Why Conduct on LinkedIn Should Serve as a Model for All Online Behavior

by Erik Freeman on June 28, 2014

online-identity

In an interview with LinkedIn CEO Jeff Weiner, he describes the unique behavior of users on the LinkedIn platform.

“If you share something that’s not professionally oriented, on LinkedIn you’re not going to get any engagement, and the feedback you get may not be very positive. It’s not the right forum for that, and your professional identity is tied to it. You’re going to be very thoughtful about a comment that appears next to your image and your name and your title and your company. … Is what I’m sharing a consistent extension of who I am professionally? Is this going to add value, or is it going to muddy up the feed?”

I would go one step further to suggest that this type of behavior should mirror the way you conduct yourself everywhere online. People have a tendency to wait until they get to the edge of a precipice before turning around. The unfortunate reality online, however, is that everything is for keeps. Nothing is private. Your data doesn’t go away. We all know this, yet the majority of people still behave online as though they have a modicum of privacy and they expect to be forgiven their trespasses.

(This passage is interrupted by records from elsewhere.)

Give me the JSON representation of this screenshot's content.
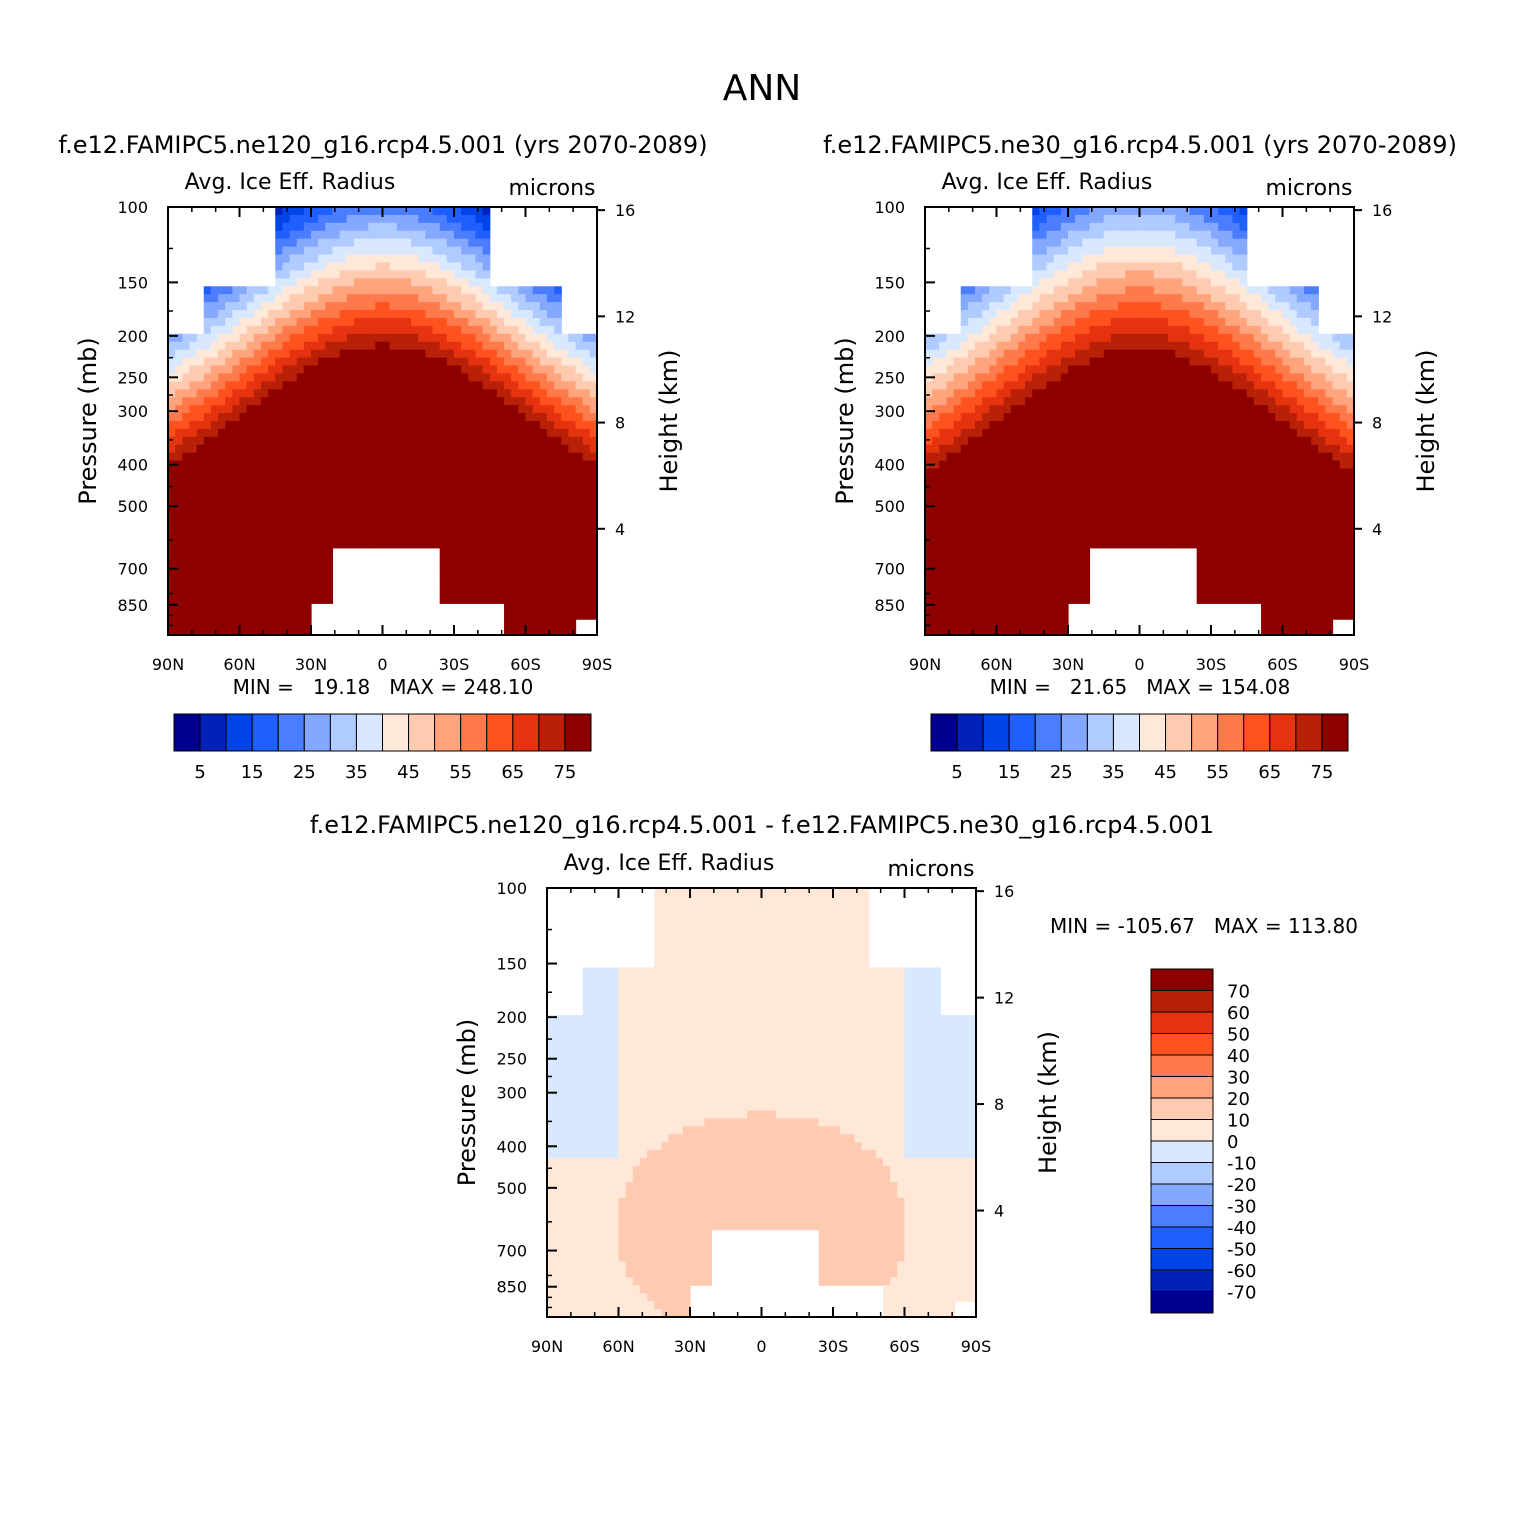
{
  "page_title": "ANN",
  "colors": {
    "abs_palette": [
      "#00008c",
      "#0022b8",
      "#0044e6",
      "#1f5fff",
      "#4a7dff",
      "#85a8ff",
      "#b0cbff",
      "#d8e8ff",
      "#ffe8d8",
      "#ffcbb0",
      "#ffa47c",
      "#ff7a4a",
      "#ff521f",
      "#e6330f",
      "#b82108",
      "#8c0000"
    ],
    "diff_palette": [
      "#00008c",
      "#0022b8",
      "#0044e6",
      "#1f5fff",
      "#4a7dff",
      "#85a8ff",
      "#b0cbff",
      "#d8e8ff",
      "#ffe8d8",
      "#ffcbb0",
      "#ffa47c",
      "#ff7a4a",
      "#ff521f",
      "#e6330f",
      "#b82108",
      "#8c0000"
    ]
  },
  "panels": [
    {
      "case": "f.e12.FAMIPC5.ne120_g16.rcp4.5.001 (yrs 2070-2089)",
      "variable": "Avg. Ice Eff. Radius",
      "units": "microns",
      "ylabel_left": "Pressure (mb)",
      "ylabel_right": "Height (km)",
      "stats": "MIN =   19.18   MAX = 248.10",
      "pressure_ticks": [
        "100",
        "150",
        "200",
        "250",
        "300",
        "400",
        "500",
        "700",
        "850"
      ],
      "height_ticks": [
        "16",
        "12",
        "8",
        "4"
      ],
      "lat_ticks": [
        "90N",
        "60N",
        "30N",
        "0",
        "30S",
        "60S",
        "90S"
      ],
      "colorbar_labels": [
        "5",
        "15",
        "25",
        "35",
        "45",
        "55",
        "65",
        "75"
      ]
    },
    {
      "case": "f.e12.FAMIPC5.ne30_g16.rcp4.5.001 (yrs 2070-2089)",
      "variable": "Avg. Ice Eff. Radius",
      "units": "microns",
      "ylabel_left": "Pressure (mb)",
      "ylabel_right": "Height (km)",
      "stats": "MIN =   21.65   MAX = 154.08",
      "pressure_ticks": [
        "100",
        "150",
        "200",
        "250",
        "300",
        "400",
        "500",
        "700",
        "850"
      ],
      "height_ticks": [
        "16",
        "12",
        "8",
        "4"
      ],
      "lat_ticks": [
        "90N",
        "60N",
        "30N",
        "0",
        "30S",
        "60S",
        "90S"
      ],
      "colorbar_labels": [
        "5",
        "15",
        "25",
        "35",
        "45",
        "55",
        "65",
        "75"
      ]
    },
    {
      "case": "f.e12.FAMIPC5.ne120_g16.rcp4.5.001 - f.e12.FAMIPC5.ne30_g16.rcp4.5.001",
      "variable": "Avg. Ice Eff. Radius",
      "units": "microns",
      "ylabel_left": "Pressure (mb)",
      "ylabel_right": "Height (km)",
      "stats": "MIN = -105.67   MAX = 113.80",
      "pressure_ticks": [
        "100",
        "150",
        "200",
        "250",
        "300",
        "400",
        "500",
        "700",
        "850"
      ],
      "height_ticks": [
        "16",
        "12",
        "8",
        "4"
      ],
      "lat_ticks": [
        "90N",
        "60N",
        "30N",
        "0",
        "30S",
        "60S",
        "90S"
      ],
      "colorbar_labels": [
        "70",
        "60",
        "50",
        "40",
        "30",
        "20",
        "10",
        "0",
        "-10",
        "-20",
        "-30",
        "-40",
        "-50",
        "-60",
        "-70"
      ]
    }
  ],
  "chart_data": [
    {
      "type": "heatmap",
      "title": "f.e12.FAMIPC5.ne120_g16.rcp4.5.001 (yrs 2070-2089)",
      "subtitle": "Avg. Ice Eff. Radius",
      "xlabel": "",
      "ylabel": "Pressure (mb)",
      "units": "microns",
      "x_range": [
        90,
        -90
      ],
      "y_range_mb": [
        1000,
        100
      ],
      "min": 19.18,
      "max": 248.1,
      "contour_levels": [
        5,
        10,
        15,
        20,
        25,
        30,
        35,
        40,
        45,
        50,
        55,
        60,
        65,
        70,
        75
      ]
    },
    {
      "type": "heatmap",
      "title": "f.e12.FAMIPC5.ne30_g16.rcp4.5.001 (yrs 2070-2089)",
      "subtitle": "Avg. Ice Eff. Radius",
      "xlabel": "",
      "ylabel": "Pressure (mb)",
      "units": "microns",
      "x_range": [
        90,
        -90
      ],
      "y_range_mb": [
        1000,
        100
      ],
      "min": 21.65,
      "max": 154.08,
      "contour_levels": [
        5,
        10,
        15,
        20,
        25,
        30,
        35,
        40,
        45,
        50,
        55,
        60,
        65,
        70,
        75
      ]
    },
    {
      "type": "heatmap",
      "title": "f.e12.FAMIPC5.ne120_g16.rcp4.5.001 - f.e12.FAMIPC5.ne30_g16.rcp4.5.001",
      "subtitle": "Avg. Ice Eff. Radius",
      "xlabel": "",
      "ylabel": "Pressure (mb)",
      "units": "microns",
      "x_range": [
        90,
        -90
      ],
      "y_range_mb": [
        1000,
        100
      ],
      "min": -105.67,
      "max": 113.8,
      "contour_levels": [
        -70,
        -60,
        -50,
        -40,
        -30,
        -20,
        -10,
        0,
        10,
        20,
        30,
        40,
        50,
        60,
        70
      ]
    }
  ]
}
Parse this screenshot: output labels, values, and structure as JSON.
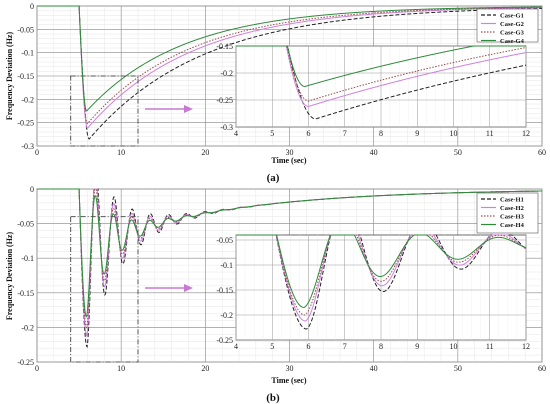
{
  "figure": {
    "panel_labels": [
      "(a)",
      "(b)"
    ]
  },
  "chart_data": [
    {
      "id": "a",
      "type": "line",
      "panel_label": "(a)",
      "title": "",
      "xlabel": "Time (sec)",
      "ylabel": "Frequency Deviation (Hz)",
      "xlim": [
        0,
        60
      ],
      "ylim": [
        -0.3,
        0
      ],
      "xticks": [
        0,
        10,
        20,
        30,
        40,
        50,
        60
      ],
      "yticks": [
        0,
        -0.05,
        -0.1,
        -0.15,
        -0.2,
        -0.25,
        -0.3
      ],
      "ytick_labels": [
        "0",
        "-0.05",
        "-0.1",
        "-0.15",
        "-0.2",
        "-0.25",
        "-0.3"
      ],
      "grid": true,
      "legend_position": "top-right",
      "event_time": 5,
      "series": [
        {
          "name": "Case-G1",
          "color": "#222222",
          "dash": "4,2",
          "nadir": -0.285,
          "nadir_time": 6.2,
          "tau": 13.5
        },
        {
          "name": "Case-G2",
          "color": "#d080e0",
          "dash": "",
          "nadir": -0.262,
          "nadir_time": 6.0,
          "tau": 12.5
        },
        {
          "name": "Case-G3",
          "color": "#9a4a4a",
          "dash": "1.5,1.5",
          "nadir": -0.252,
          "nadir_time": 6.0,
          "tau": 12.0
        },
        {
          "name": "Case-G4",
          "color": "#2e8b3a",
          "dash": "",
          "nadir": -0.225,
          "nadir_time": 5.9,
          "tau": 11.5
        }
      ],
      "inset": {
        "xlim": [
          4,
          12
        ],
        "ylim": [
          -0.3,
          -0.15
        ],
        "xticks": [
          4,
          5,
          6,
          7,
          8,
          9,
          10,
          11,
          12
        ],
        "yticks": [
          -0.15,
          -0.2,
          -0.25,
          -0.3
        ],
        "ytick_labels": [
          "-0.15",
          "-0.2",
          "-0.25",
          "-0.3"
        ]
      },
      "zoom_box": {
        "x": [
          4,
          12
        ],
        "y": [
          -0.3,
          -0.15
        ]
      }
    },
    {
      "id": "b",
      "type": "line",
      "panel_label": "(b)",
      "title": "",
      "xlabel": "Time (sec)",
      "ylabel": "Frequency Deviation (Hz)",
      "xlim": [
        0,
        60
      ],
      "ylim": [
        -0.25,
        0
      ],
      "xticks": [
        0,
        10,
        20,
        30,
        40,
        50,
        60
      ],
      "yticks": [
        0,
        -0.05,
        -0.1,
        -0.15,
        -0.2,
        -0.25
      ],
      "ytick_labels": [
        "0",
        "-0.05",
        "-0.1",
        "-0.15",
        "-0.2",
        "-0.25"
      ],
      "grid": true,
      "legend_position": "top-right",
      "event_time": 5,
      "series": [
        {
          "name": "Case-H1",
          "color": "#222222",
          "dash": "4,2",
          "nadir": -0.228,
          "nadir_time": 5.95,
          "osc_amp": 0.135,
          "damp": 0.28
        },
        {
          "name": "Case-H2",
          "color": "#d080e0",
          "dash": "",
          "nadir": -0.212,
          "nadir_time": 5.92,
          "osc_amp": 0.122,
          "damp": 0.3
        },
        {
          "name": "Case-H3",
          "color": "#9a4a4a",
          "dash": "1.5,1.5",
          "nadir": -0.2,
          "nadir_time": 5.9,
          "osc_amp": 0.112,
          "damp": 0.32
        },
        {
          "name": "Case-H4",
          "color": "#2e8b3a",
          "dash": "",
          "nadir": -0.185,
          "nadir_time": 5.88,
          "osc_amp": 0.1,
          "damp": 0.34
        }
      ],
      "inset": {
        "xlim": [
          4,
          12
        ],
        "ylim": [
          -0.25,
          -0.04
        ],
        "xticks": [
          4,
          5,
          6,
          7,
          8,
          9,
          10,
          11,
          12
        ],
        "yticks": [
          -0.05,
          -0.1,
          -0.15,
          -0.2,
          -0.25
        ],
        "ytick_labels": [
          "-0.05",
          "-0.1",
          "-0.15",
          "-0.2",
          "-0.25"
        ]
      },
      "zoom_box": {
        "x": [
          4,
          12
        ],
        "y": [
          -0.25,
          -0.04
        ]
      }
    }
  ]
}
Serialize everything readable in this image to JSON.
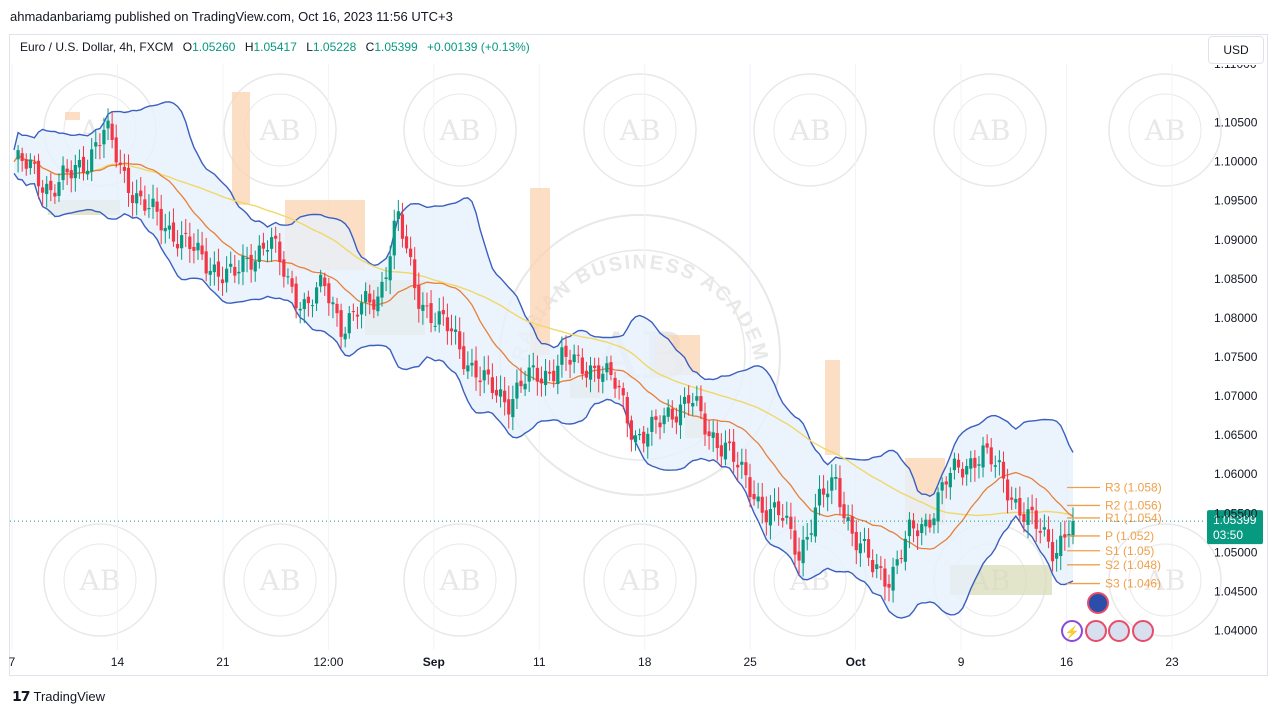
{
  "caption": "ahmadanbariamg published on TradingView.com, Oct 16, 2023 11:56 UTC+3",
  "legend": {
    "symbol": "Euro / U.S. Dollar, 4h, FXCM",
    "o_label": "O",
    "o": "1.05260",
    "h_label": "H",
    "h": "1.05417",
    "l_label": "L",
    "l": "1.05228",
    "c_label": "C",
    "c": "1.05399",
    "change": "+0.00139 (+0.13%)"
  },
  "currency_button": "USD",
  "last_price_tag": {
    "price": "1.05399",
    "countdown": "03:50"
  },
  "footer": {
    "brand": "TradingView"
  },
  "colors": {
    "up": "#089981",
    "down": "#f23645",
    "band": "#3b5fc0",
    "band_fill": "#e6f0fb",
    "ma_orange": "#e8803a",
    "ma_yellow": "#f0d867",
    "pivot": "#f0a04b",
    "supply_zone": "#fbd3b0",
    "demand_zone": "#d9dcb8",
    "price_tag": "#089981"
  },
  "chart_data": {
    "type": "line",
    "series_kind": "candlestick",
    "xlabel": "",
    "ylabel": "",
    "ylim": [
      1.0375,
      1.1125
    ],
    "x_ticks": [
      "7",
      "14",
      "21",
      "12:00",
      "Sep",
      "11",
      "18",
      "25",
      "Oct",
      "9",
      "16",
      "23"
    ],
    "y_ticks": [
      "1.10500",
      "1.10000",
      "1.09500",
      "1.09000",
      "1.08500",
      "1.08000",
      "1.07500",
      "1.07000",
      "1.06500",
      "1.06000",
      "1.05500",
      "1.05000",
      "1.04500",
      "1.04000"
    ],
    "price_path": [
      1.1,
      1.099,
      1.0965,
      1.098,
      1.1005,
      1.104,
      1.0985,
      1.0945,
      1.0925,
      1.0905,
      1.088,
      1.0865,
      1.085,
      1.088,
      1.09,
      1.0845,
      1.0815,
      1.084,
      1.079,
      1.081,
      1.083,
      1.093,
      1.0835,
      1.08,
      1.078,
      1.074,
      1.071,
      1.0695,
      1.072,
      1.0725,
      1.075,
      1.0735,
      1.074,
      1.071,
      1.065,
      1.0655,
      1.068,
      1.07,
      1.065,
      1.064,
      1.059,
      1.056,
      1.0545,
      1.05,
      1.056,
      1.059,
      1.052,
      1.048,
      1.047,
      1.052,
      1.054,
      1.059,
      1.061,
      1.063,
      1.06,
      1.056,
      1.053,
      1.0505,
      1.054
    ],
    "pivot_levels": [
      {
        "label": "R3 (1.058)",
        "value": 1.0583
      },
      {
        "label": "R2 (1.056)",
        "value": 1.056
      },
      {
        "label": "R1 (1.054)",
        "value": 1.0544
      },
      {
        "label": "P (1.052)",
        "value": 1.0521
      },
      {
        "label": "S1 (1.05)",
        "value": 1.0502
      },
      {
        "label": "S2 (1.048)",
        "value": 1.0484
      },
      {
        "label": "S3 (1.046)",
        "value": 1.046
      }
    ],
    "last_price": 1.05399
  },
  "watermark_text": "ARABIAN BUSINESS ACADEMY",
  "watermark_mark": "AB"
}
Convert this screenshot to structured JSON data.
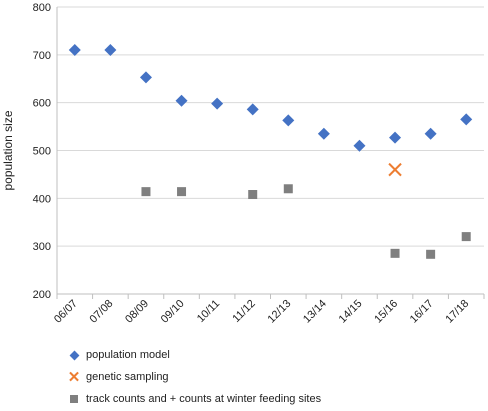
{
  "chart_data": {
    "type": "scatter",
    "categories": [
      "06/07",
      "07/08",
      "08/09",
      "09/10",
      "10/11",
      "11/12",
      "12/13",
      "13/14",
      "14/15",
      "15/16",
      "16/17",
      "17/18"
    ],
    "ylabel": "population size",
    "ylim": [
      200,
      800
    ],
    "yticks": [
      200,
      300,
      400,
      500,
      600,
      700,
      800
    ],
    "grid": true,
    "legend_position": "bottom",
    "series": [
      {
        "name": "population model",
        "marker": "diamond",
        "color": "#4472C4",
        "points": [
          {
            "x": 0.0,
            "y": 710
          },
          {
            "x": 1.0,
            "y": 710
          },
          {
            "x": 2.0,
            "y": 653
          },
          {
            "x": 3.0,
            "y": 604
          },
          {
            "x": 4.0,
            "y": 598
          },
          {
            "x": 5.0,
            "y": 586
          },
          {
            "x": 6.0,
            "y": 563
          },
          {
            "x": 7.0,
            "y": 535
          },
          {
            "x": 8.0,
            "y": 510
          },
          {
            "x": 9.0,
            "y": 527
          },
          {
            "x": 10.0,
            "y": 535
          },
          {
            "x": 11.0,
            "y": 565
          }
        ]
      },
      {
        "name": "genetic sampling",
        "marker": "x",
        "color": "#ED7D31",
        "points": [
          {
            "x": 9.0,
            "y": 460
          }
        ]
      },
      {
        "name": "track counts and  + counts at winter feeding sites",
        "marker": "square",
        "color": "#7F7F7F",
        "points": [
          {
            "x": 2.0,
            "y": 414
          },
          {
            "x": 3.0,
            "y": 414
          },
          {
            "x": 5.0,
            "y": 408
          },
          {
            "x": 6.0,
            "y": 420
          },
          {
            "x": 9.0,
            "y": 285
          },
          {
            "x": 10.0,
            "y": 283
          },
          {
            "x": 11.0,
            "y": 320
          }
        ]
      }
    ]
  }
}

When all is said and done, I think we’re all going to find that our online personas are really our personal brands. Everything we’ve ever put on the Internet will be there for the taking. Analyses will continue to evolve, allowing others to begin to predict our behaviors based on our friends, our likes and proclivities. There will be a judgment. Will the final analysis be one that you thoughtfully crafted, or will it rather be composed of a hodgepodge of emotional outbursts, questionable statements and cat pictures?

When people post on LinkedIn, they generally consider the fact that their boss, colleagues and future employers might see what they’ve posted. They dot their I’s and cross their T’s. LinkedIn isn’t a place where you air your dirty laundry—and I would like to put forward that Facebook, Twitter or any other place online isn’t either.

The Internet should be a place to build your personal brand and your authority. Take your lead from Jeff Weiner, and before you put anything online, ask yourself if what you’re sharing is a consistent extension of who you are professionally and whether or not you’re going to add value or muddy up the feed. When on the Internet, do as those LinkedIn do.